Nieuwe software kan lekkage aorta-stent beter voorspellen

18 januari 2018
Operatiekamer-Aorta
Innovatie
Nieuws
Ongeveer 2.700 Nederlanders ondergaan op jaarbasis een operatie als gevolg van een verwijding, een aneurysma, in de buikslagader. Bij een groot deel van deze operaties brengt de chirurg via een minimaal invasieve behandeling een stent in de aorta in. Doel van deze EVAR-behandeling is het verminderen van de druk op het aneurysma. Verschillende onderzoeken concluderen dat ongeveer 5 procent van de patiënten binnen vijf jaar te maken krijgen met een lekkage langs de stent. Hierbij kan het aneurysma opnieuw onder druk komen te staan en in het ergste geval scheuren. Dit kan zeer ernstige gevolgen hebben en zelfs leiden tot het overlijden van een patiënt. Onderzoekers van het St. Antonius en de Universiteit Twente hebben daarom een methode ontwikkeld en gepatenteerd waarmee artsen, op basis van bestaande beelden, beter kunnen voorspellen of een patiënt risico loopt op een stentlekkage.

Voorspellen lek is lastig

Een maand na afloop van de operatie (en vaak een jaar erna) controleren de artsen met behulp van een CT-scan of er sprake is van een dergelijke lekkage, of het aneurysma kleiner is geworden en of de stent zich (nog) op de juiste plaats bevindt. Die controle is nodig omdat op de stent, met zeker 30 miljoen hartslagen per jaar, flinke krachten worden uitgeoefend.
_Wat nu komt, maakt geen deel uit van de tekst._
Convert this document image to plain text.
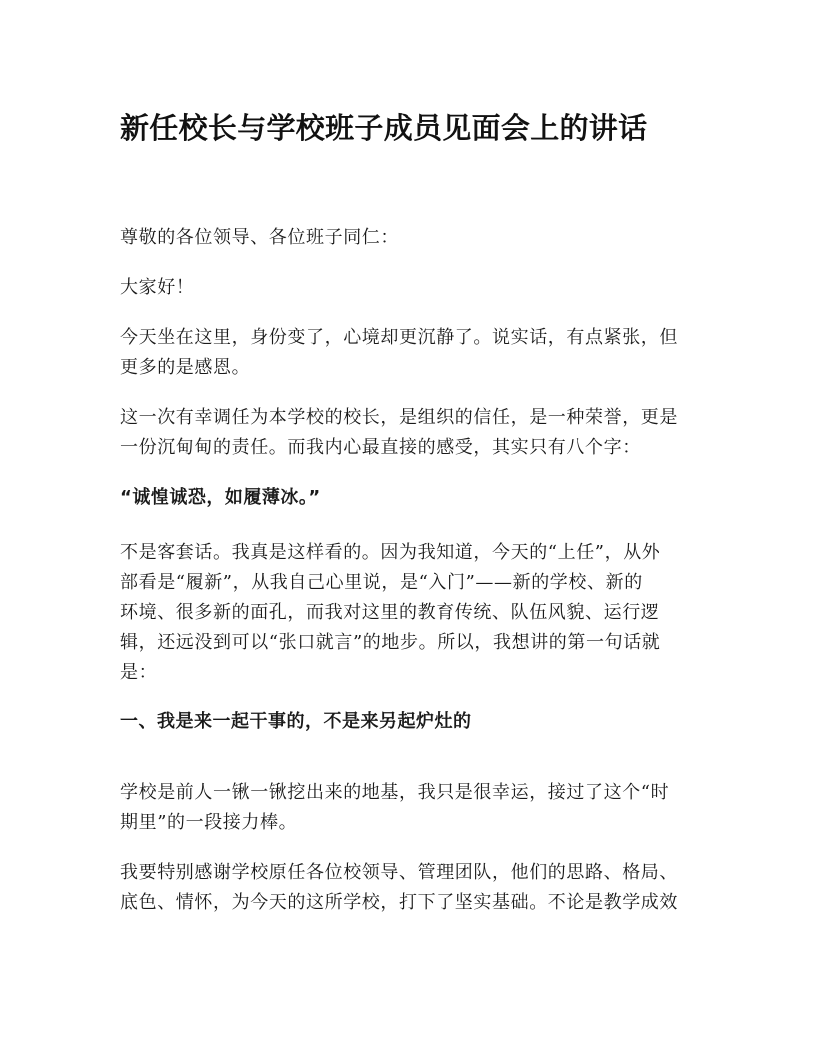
新任校长与学校班子成员见面会上的讲话

尊敬的各位领导、各位班子同仁：

大家好！

今天坐在这里，身份变了，心境却更沉静了。说实话，有点紧张，但
更多的是感恩。

这一次有幸调任为本学校的校长，是组织的信任，是一种荣誉，更是
一份沉甸甸的责任。而我内心最直接的感受，其实只有八个字：

“诚惶诚恐，如履薄冰。”

不是客套话。我真是这样看的。因为我知道，今天的“上任”，从外
部看是“履新”，从我自己心里说，是“入门”——新的学校、新的
环境、很多新的面孔，而我对这里的教育传统、队伍风貌、运行逻
辑，还远没到可以“张口就言”的地步。所以，我想讲的第一句话就
是：

一、我是来一起干事的，不是来另起炉灶的

学校是前人一锹一锹挖出来的地基，我只是很幸运，接过了这个“时
期里”的一段接力棒。

我要特别感谢学校原任各位校领导、管理团队，他们的思路、格局、
底色、情怀，为今天的这所学校，打下了坚实基础。不论是教学成效
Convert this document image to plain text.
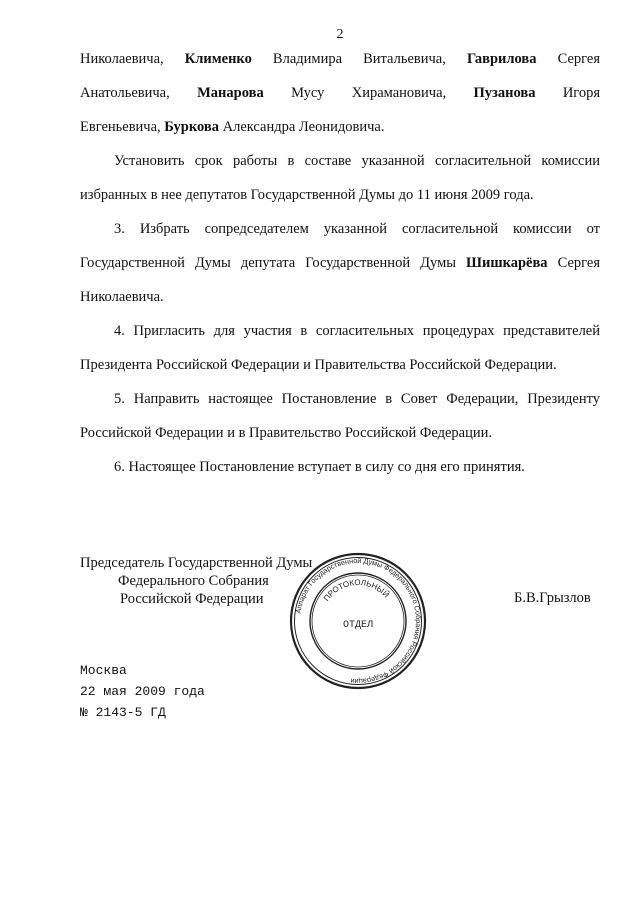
2
Николаевича, Клименко Владимира Витальевича, Гаврилова Сергея
Анатольевича, Манарова Мусу Хирамановича, Пузанова Игоря
Евгеньевича, Буркова Александра Леонидовича.
Установить срок работы в составе указанной согласительной комиссии
избранных в нее депутатов Государственной Думы до 11 июня 2009 года.
3. Избрать сопредседателем указанной согласительной комиссии от
Государственной Думы депутата Государственной Думы Шишкарёва Сергея
Николаевича.
4. Пригласить для участия в согласительных процедурах представителей
Президента Российской Федерации и Правительства Российской Федерации.
5. Направить настоящее Постановление в Совет Федерации, Президенту
Российской Федерации и в Правительство Российской Федерации.
6. Настоящее Постановление вступает в силу со дня его принятия.
Председатель Государственной Думы
Федерального Собрания
Российской Федерации	Б.В.Грызлов
Аппарат Государственной Думы Федерального Собрания Российской Федерации
ПРОТОКОЛЬНЫЙ
ОТДЕЛ
Москва
22 мая 2009 года
№ 2143-5 ГД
Het is momenteel lastig om op basis van de beelden te voorspellen welke patiënten een vergroot risico op lekkage hebben.  Richte Schuurmann stelt dat de beschikbare beelden echter veel meer informatie bevatten dan er nu uitgehaald wordt. De onderzoekers ontwikkelden daarom software waarmee je nauwkeurig de coördinaten (de positie) van de stent, het aneurysma en de slagaders kunt bepalen. Zo is duidelijk te visualiseren hoe groot het hechtingsoppervlak van de stent en de slagaders is en of de stent ‘strak genoeg’ in de aorta zit.

Nog geen reguliere inzet

Ondanks de mooie resultaten is er volgens Schuurmann meer onderzoek nodig voordat de software regulier in de zorg kan worden ingezet. Zo is het systeem nog niet ‘voorspellend’ ingezet. Hij pleit dan ook voor uitgebreid vervolgonderzoek, met gegevens van een nog grotere groep patiënten. Het promotieonderzoek van Schuurmann borduurt voort op onderzoek dat hij tijdens zijn studie Technische Geneeskunde aan de Universiteit Twente is gestart. Het promotieonderzoek vond plaats in het St. Antonius en is financieel mede mogelijk gemaakt door Stichting Lijf en Leven. Bij het onderzoek is nauw samengewerkt met het onderzoeksinstituut Syntactx uit New York.